Haemophilia in the Netherlands-6



S.C. Gouw (project coordinator), S. Hassan (PhD Student), E.C. van Balen (PhD Student)

Project managers

Prof. dr F.R. Rosendaal, Prof. dr J.G. van der Bom 


HiN-6 study group, all Dutch haemophilia treatment centers



Haemophilia is a hereditary disorder of blood clotting with a prevalence of 10 per 100 000 inhabitants. Patients with hemophilia have a lack of clotting factor VIII (haemophilia A) or IX (haemophilia B). The residual amount of clotting factor determines the severity of the disease. Severe haemophilia (<1%) is characterized by spontaneous bleeding in muscles and joints. In mild (>5-40 %) and moderate haemophilia (1-<5%) bleeding occurs after trauma, surgery or dental procedures. 

In spite of the small patient population hemophilia is a well-described hereditary disease. In the past 45 years five Haemophilia in the Netherlands surveys have been performed that have contributed significantly to the knowledge about haemophilia. The last national survey was performed 15 years ago. 

HiN-6 project aims to describe the current health status of the Dutch haemophilia population, especially focussing on ageing patients, HIV/HCV patients and inhibitor patients. In addition, quality of life may be reduced in some persons with haemophilia (PWH) despite similar levels of physical health. Further, differences in clinical phenotypes have been described in PWH with comparable coagulation factor activities. Lastly, inhibitor formation is still an important complication in haemophilia treatment and a better understanding is needed about the mechanisms that lead to inhibitor formation. 

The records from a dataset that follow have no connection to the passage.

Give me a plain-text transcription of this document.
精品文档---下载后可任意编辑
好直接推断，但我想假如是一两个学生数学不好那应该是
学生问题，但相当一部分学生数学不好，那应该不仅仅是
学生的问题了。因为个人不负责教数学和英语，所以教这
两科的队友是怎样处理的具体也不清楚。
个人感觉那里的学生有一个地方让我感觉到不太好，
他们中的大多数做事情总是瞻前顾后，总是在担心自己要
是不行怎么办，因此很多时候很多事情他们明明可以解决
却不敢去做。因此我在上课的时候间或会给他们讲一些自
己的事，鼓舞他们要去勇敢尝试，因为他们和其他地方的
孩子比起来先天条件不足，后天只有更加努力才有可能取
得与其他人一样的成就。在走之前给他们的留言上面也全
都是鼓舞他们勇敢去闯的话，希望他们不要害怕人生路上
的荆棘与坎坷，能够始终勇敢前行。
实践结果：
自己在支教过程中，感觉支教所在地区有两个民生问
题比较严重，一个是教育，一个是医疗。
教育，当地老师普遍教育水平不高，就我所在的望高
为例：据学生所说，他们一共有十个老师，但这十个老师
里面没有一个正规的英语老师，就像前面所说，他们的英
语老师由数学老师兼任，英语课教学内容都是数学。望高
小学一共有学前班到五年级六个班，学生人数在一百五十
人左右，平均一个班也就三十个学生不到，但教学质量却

The main aim of the HiN-6 study is to

  1. describe the health status of the Dutch haemophilia population, with special focus on viral infections, inhibitor development and age-related co-morbidities
  2. attempt to gain insight in health-related quality of life of PWH 
  3. evaluate the quality of care
  4. explain the variability in clinical phenotype among PWH 
  5. gain insight into the mechanisms underlying the humoral and cellular immune response to FVIII.

In this study, all 1600 male Dutch patients with a clinical diagnosis of severe, moderate, or mild haemophilia A or B will be included. We will collect data through questionnaires filled in by each participant and by blood sampling.